Linda also casually admits her indirect involvement in her ex-husband's death—she handed him car keys after he got drunk and wanted to storm out of their apartment—and, despite spotting a boat early into their ordeal, decides not to wave it down in order to live on the island longer. Later, when Bradley’s fiancée and a local guide miraculously find Linda by the beach, she elects to murder them instead of, you know, returning to civilization. Throw in the reveal that there’s a billionaire’s luxurious getaway(!) on the other side of the island, which Linda keeps from Bradley to maintain her domineering position over him, and she really loses the plot.
Conversely, Bradley is a savvy player at times. He’s duplicitous, but he repeatedly proves that he can disarm Linda with his charm and good looks. In the game of Survivor, what matters is perception more than reality, and one could argue that Bradley makes the most of a difficult situation. Linda does the majority of the work around camp, and he reaps the rewards. He successfully lulls her into a false sense of security with the poison berry meal before unsuccessfully trying to escape the island. There’s more than one type of person who gets on Survivor, but I maintain that the game can favor a manipulative player who knows how to push the right buttons. (See: Survivor: Thailand’s Brian Heidik.) Of course, Linda does wise up to Bradley’s deceitful nature, and by the end of the film, she beats him to death with a golf club. In the game of Survivor and the game of survival: If you fuck around, you might get found out.

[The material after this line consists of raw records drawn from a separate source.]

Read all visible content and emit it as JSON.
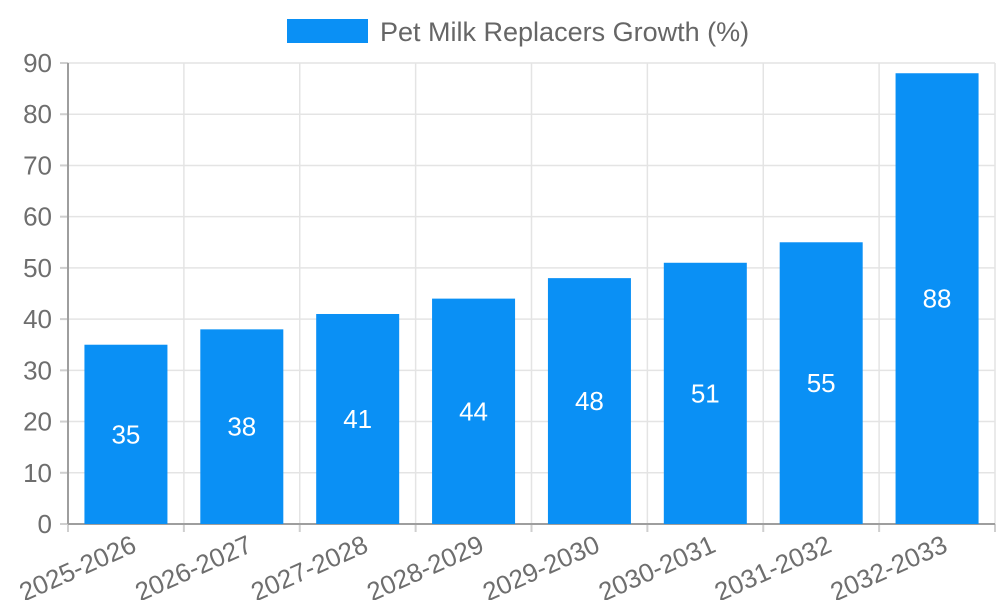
{
  "chart_data": {
    "type": "bar",
    "title": "Pet Milk Replacers Growth (%)",
    "series_name": "Pet Milk Replacers Growth (%)",
    "categories": [
      "2025-2026",
      "2026-2027",
      "2027-2028",
      "2028-2029",
      "2029-2030",
      "2030-2031",
      "2031-2032",
      "2032-2033"
    ],
    "values": [
      35,
      38,
      41,
      44,
      48,
      51,
      55,
      88
    ],
    "value_labels": [
      "35",
      "38",
      "41",
      "44",
      "48",
      "51",
      "55",
      "88"
    ],
    "xlabel": "",
    "ylabel": "",
    "ylim": [
      0,
      90
    ],
    "ytick_step": 10,
    "yticks": [
      "0",
      "10",
      "20",
      "30",
      "40",
      "50",
      "60",
      "70",
      "80",
      "90"
    ],
    "grid": "both",
    "legend_position": "top-center",
    "colors": {
      "bar": "#0A90F5",
      "value_label": "#ffffff",
      "axis_label": "#6e6e6e",
      "legend_text": "#666666",
      "grid_line": "#e4e4e4",
      "axis_line": "#9e9e9e",
      "tick_mark": "#cfcfcf",
      "background": "#ffffff"
    }
  }
}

Who’s the better Survivor? Even though he's straight-up murdered, I’d argue this is where Bradley’s game really shines. Linda is almost entirely responsible for them staying alive on the island, but Bradley’s shrewd social maneuvering is the kind of thing that could win him a million bucks if he’s got good jury management. Linda being stuck doing all the hard work while Bradley gets the plaudits? Sadly, that might remind Linda of their dynamic in the office.
Final Tribal Council
OK, so let’s say that the ending of Send Help didn’t happen—that, instead of Linda and Bradley fighting to the death in the billionaire’s home, with Linda delivering the fatal blow, Jeff Probst has them make their case to a jury of eliminated castaways. Since nobody else survived the plane crash to judge their performances, I’ve asked a jury of Ringer colleagues who’ve watched Send Help, including me, to vote on a winner. I’ll go tally the votes.
And the winner of Survivor: Send Help is … Linda Liddle!

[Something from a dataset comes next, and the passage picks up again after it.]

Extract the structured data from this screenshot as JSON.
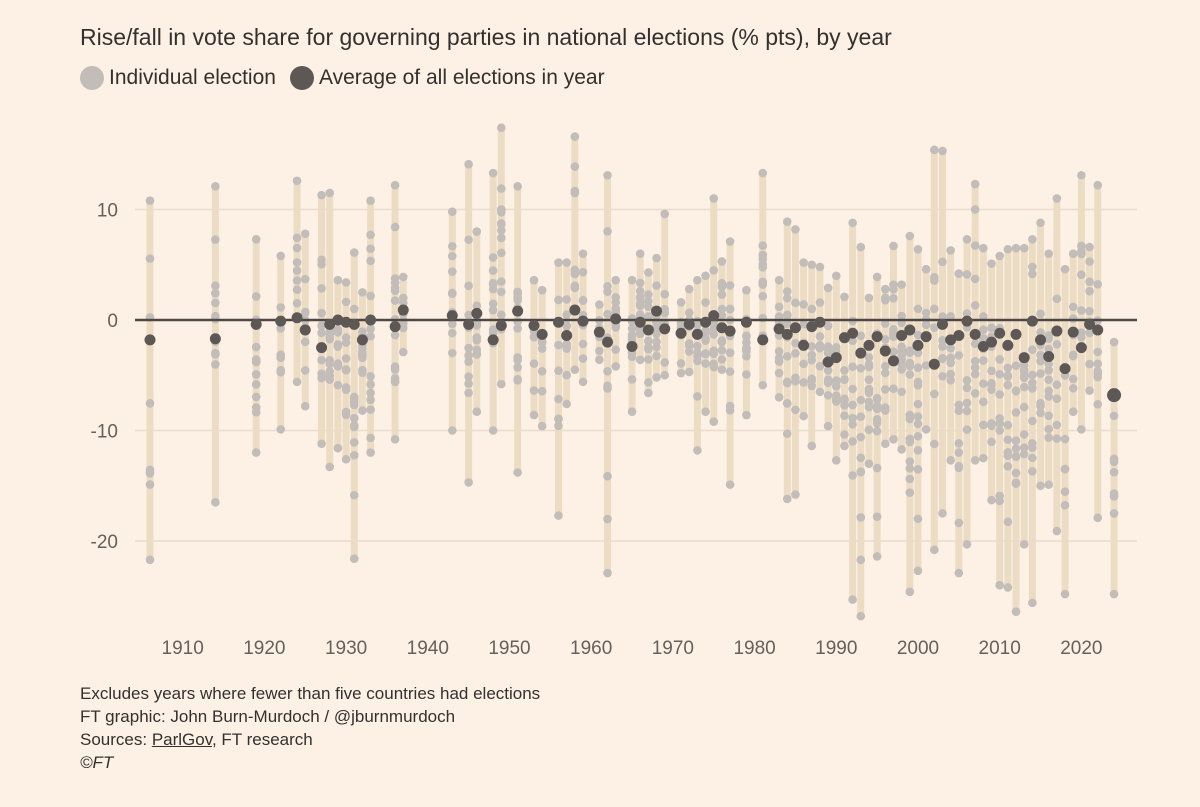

Congrats, Linda. Despite some highly questionable decision-making—namely, killing the people trying to rescue you—you proved that you’ve got what it takes to be Sole Survivor. I’m sure CBS would love nothing more than to cast you on a future season of Survivor, with one condition: If you have any disagreements with a tribemate, hash them out at Tribal Council—and leave the knives back at camp.